According to Neale Donald Walsch:
“You are what you experience. You experience what you express. You express what you have to express. You have what you grant yourself”.
Predestination, in some ways could actually be the fate or in other words, what has been destined for us by the Divine being. Does this mean that whatever happens to us has already been decided? Then what’s the point of free will? When everything is predestined, then why is it said that the Divine being has given us the freedom to choose? Is this really freedom or has mankind been restricted by predestination?
A verse from the Quran:
“Whatever misfortune strikes you is what your right hand has earned”
quite clearly reveals that it is up to us to choose whatever comes our way by making use of the divine gift of free will in an appropriate way.
Yet another verse:
“God misleads and directs as He chooses”
makes us feel that it is totally against the concept of free will. This “Free will” versus “Predestination” gets really mind boggling!
In fact, it may make one wonder that humans are powerless! Everything that happens whether it is good or evil, positive or negative, is all God’s prerogative. Poor human has no role to play in the course that life takes. He is just a puppet obeying all that has been destined for him! Then why should there be a concept of reward or punishment?
If we look closely, this verse in essence emphasizes the fact that those who are able to invoke their inner divine guidance are eventually directed on the correct path predestined by the Divine being.
As explained in “The Confessions of Al Ghazali”, the light of the Divine guidance is present throughout. God sheds it in the hearts of those who open up their hearts by detaching themselves from this world of illusion and drawing themselves closer to the eternal world which is the true destination. Man has to ceaselessly make effort to receive that light, which God sheds when He finds earnestness of the seeker’s desire for the Divine guidance. This does not in any way mean that God is waiting to see that earnestness.
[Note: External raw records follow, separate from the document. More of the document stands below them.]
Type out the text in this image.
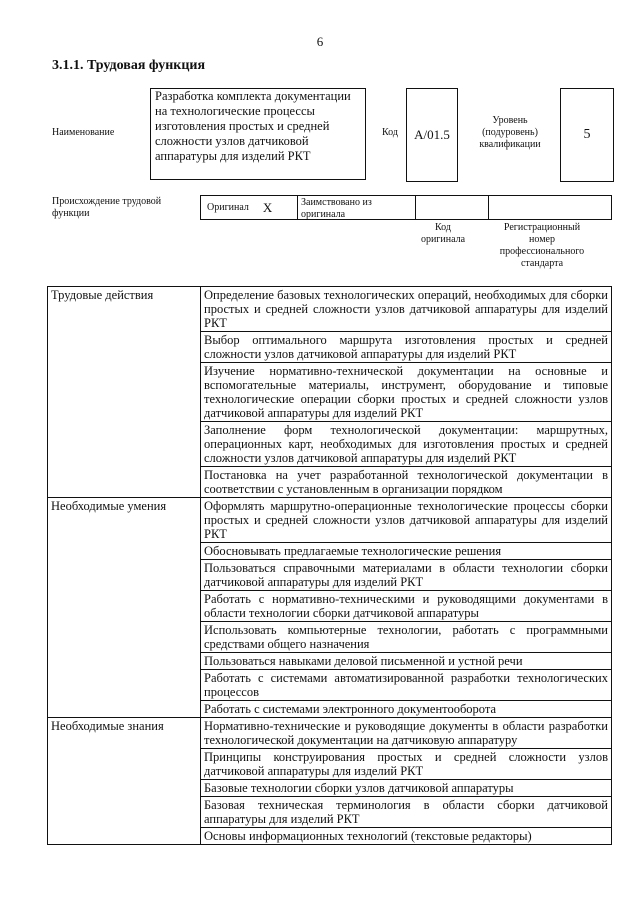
6
3.1.1. Трудовая функция
Наименование
Разработка комплекта документации на технологические процессы изготовления простых и средней сложности узлов датчиковой аппаратуры для изделий РКТ
Код	A/01.5
Уровень (подуровень) квалификации
5
Происхождение трудовой функции
Оригинал X	Заимствовано из оригинала
Код оригинала
Регистрационный номер профессионального стандарта
Трудовые действия	Определение базовых технологических операций, необходимых для сборки простых и средней сложности узлов датчиковой аппаратуры для изделий РКТ
	Выбор оптимального маршрута изготовления простых и средней сложности узлов датчиковой аппаратуры для изделий РКТ
	Изучение нормативно-технической документации на основные и вспомогательные материалы, инструмент, оборудование и типовые технологические операции сборки простых и средней сложности узлов датчиковой аппаратуры для изделий РКТ
	Заполнение форм технологической документации: маршрутных, операционных карт, необходимых для изготовления простых и средней сложности узлов датчиковой аппаратуры для изделий РКТ
	Постановка на учет разработанной технологической документации в соответствии с установленным в организации порядком
Необходимые умения	Оформлять маршрутно-операционные технологические процессы сборки простых и средней сложности узлов датчиковой аппаратуры для изделий РКТ
	Обосновывать предлагаемые технологические решения
	Пользоваться справочными материалами в области технологии сборки датчиковой аппаратуры для изделий РКТ
	Работать с нормативно-техническими и руководящими документами в области технологии сборки датчиковой аппаратуры
	Использовать компьютерные технологии, работать с программными средствами общего назначения
	Пользоваться навыками деловой письменной и устной речи
	Работать с системами автоматизированной разработки технологических процессов
	Работать с системами электронного документооборота
Необходимые знания	Нормативно-технические и руководящие документы в области разработки технологической документации на датчиковую аппаратуру
	Принципы конструирования простых и средней сложности узлов датчиковой аппаратуры для изделий РКТ
	Базовые технологии сборки узлов датчиковой аппаратуры
	Базовая техническая терминология в области сборки датчиковой аппаратуры для изделий РКТ
	Основы информационных технологий (текстовые редакторы)
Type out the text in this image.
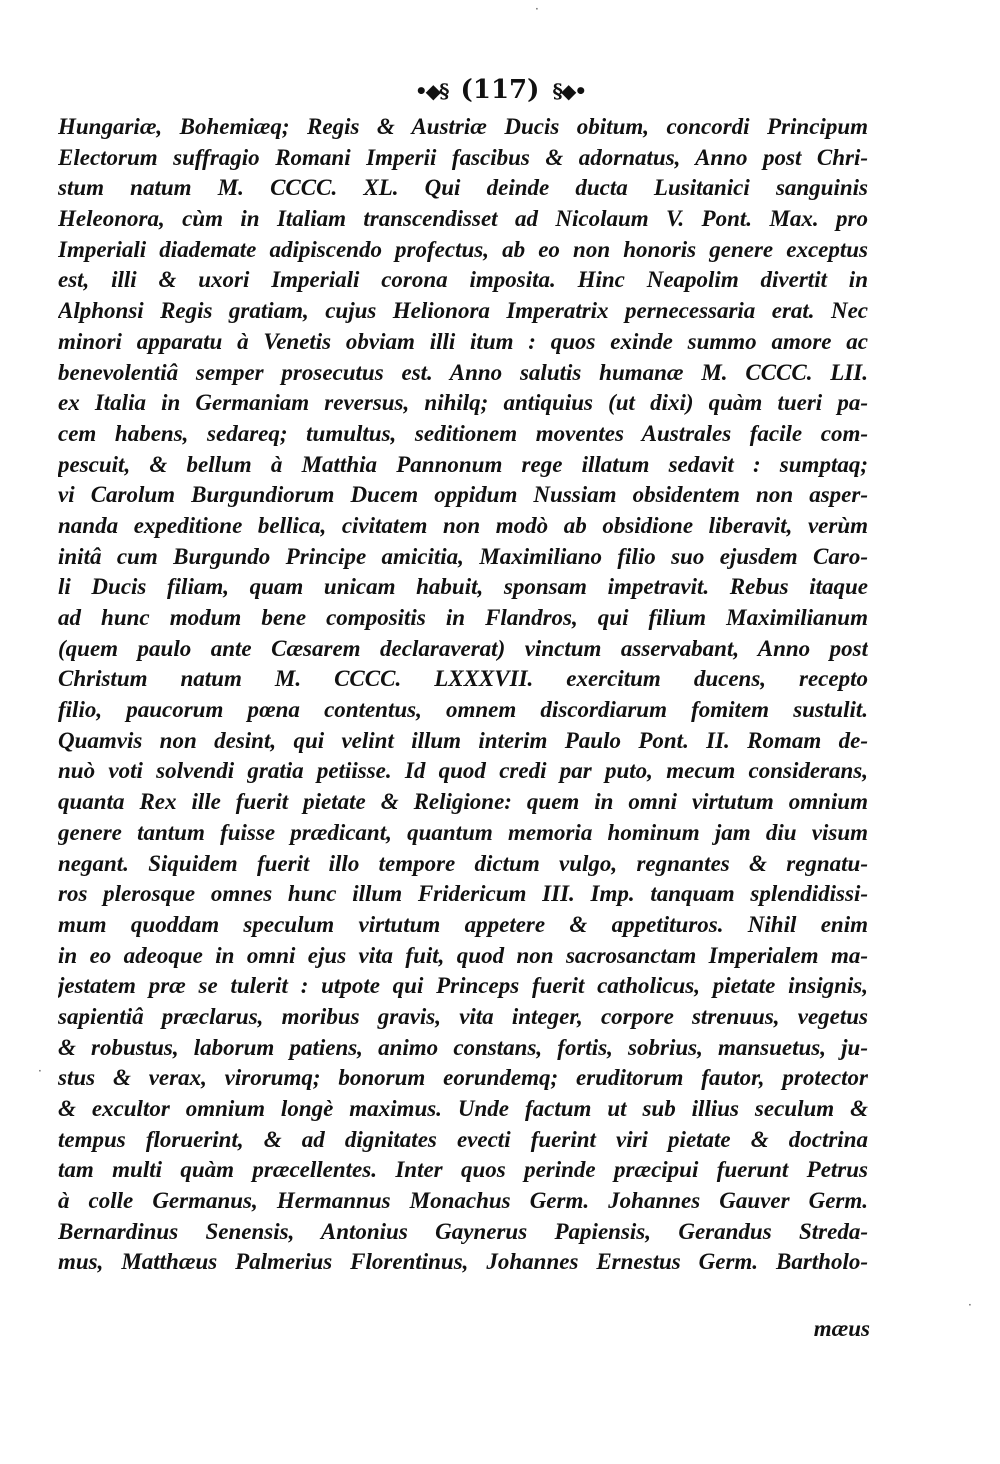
•◆§ (117) §◆•
Hungariæ, Bohemiæq; Regis & Austriæ Ducis obitum, concordi Principum
Electorum suffragio Romani Imperii fascibus & adornatus, Anno post Chri-
stum natum M. CCCC. XL. Qui deinde ducta Lusitanici sanguinis
Heleonora, cùm in Italiam transcendisset ad Nicolaum V. Pont. Max. pro
Imperiali diademate adipiscendo profectus, ab eo non honoris genere exceptus
est, illi & uxori Imperiali corona imposita. Hinc Neapolim divertit in
Alphonsi Regis gratiam, cujus Helionora Imperatrix pernecessaria erat. Nec
minori apparatu à Venetis obviam illi itum : quos exinde summo amore ac
benevolentiâ semper prosecutus est. Anno salutis humanæ M. CCCC. LII.
ex Italia in Germaniam reversus, nihilq; antiquius (ut dixi) quàm tueri pa-
cem habens, sedareq; tumultus, seditionem moventes Australes facile com-
pescuit, & bellum à Matthia Pannonum rege illatum sedavit : sumptaq;
vi Carolum Burgundiorum Ducem oppidum Nussiam obsidentem non asper-
nanda expeditione bellica, civitatem non modò ab obsidione liberavit, verùm
initâ cum Burgundo Principe amicitia, Maximiliano filio suo ejusdem Caro-
li Ducis filiam, quam unicam habuit, sponsam impetravit. Rebus itaque
ad hunc modum bene compositis in Flandros, qui filium Maximilianum
(quem paulo ante Cæsarem declaraverat) vinctum asservabant, Anno post
Christum natum M. CCCC. LXXXVII. exercitum ducens, recepto
filio, paucorum pœna contentus, omnem discordiarum fomitem sustulit.
Quamvis non desint, qui velint illum interim Paulo Pont. II. Romam de-
nuò voti solvendi gratia petiisse. Id quod credi par puto, mecum considerans,
quanta Rex ille fuerit pietate & Religione: quem in omni virtutum omnium
genere tantum fuisse prædicant, quantum memoria hominum jam diu visum
negant. Siquidem fuerit illo tempore dictum vulgo, regnantes & regnatu-
ros plerosque omnes hunc illum Fridericum III. Imp. tanquam splendidissi-
mum quoddam speculum virtutum appetere & appetituros. Nihil enim
in eo adeoque in omni ejus vita fuit, quod non sacrosanctam Imperialem ma-
jestatem præ se tulerit : utpote qui Princeps fuerit catholicus, pietate insignis,
sapientiâ præclarus, moribus gravis, vita integer, corpore strenuus, vegetus
& robustus, laborum patiens, animo constans, fortis, sobrius, mansuetus, ju-
stus & verax, virorumq; bonorum eorundemq; eruditorum fautor, protector
& excultor omnium longè maximus. Unde factum ut sub illius seculum &
tempus floruerint, & ad dignitates evecti fuerint viri pietate & doctrina
tam multi quàm præcellentes. Inter quos perinde præcipui fuerunt Petrus
à colle Germanus, Hermannus Monachus Germ. Johannes Gauver Germ.
Bernardinus Senensis, Antonius Gaynerus Papiensis, Gerandus Streda-
mus, Matthæus Palmerius Florentinus, Johannes Ernestus Germ. Bartholo-
mæus
·
·
·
Through predefined system, that light begins to glow within the hearts of those who are able to achieve that state.
In order to understand this concept of Predestination and free will, we need to focus on the bigger picture. The beginning and the end, and the major milestones have been predestined. The remaining parameters are left to be handled or mishandled, by the permission of God. Man has been given the freedom to choose, by His will. So, making life heaven or hell is up to mankind!
Rumi has narrated this concept in the form of a story in his Mathnavi.
A man, who sees Israel (the angel of death) comes running to Solomon’s hall of justice. Upon inquiring, he tells Solomon about the angry gaze that Israel gave him and requested Solomon to use his special powers to send him to Hindustan. Solomon grants his wish.
The next morning, Solomon inquired Israel why he looked at that person with anger. Israel replied, that God had commanded him to take that person’s spirit yesterday in Hindustan. Israel was only wondering how that would be possible!
That which was predestined happened, but how it happened and the distress it created, was actually the choice of that man.
Pride of self negates the true effect of free will. However, aligning ourselves with Divinity smoothly leads us to the course that has been destined for us.
Both predestination and free will exist simultaneously!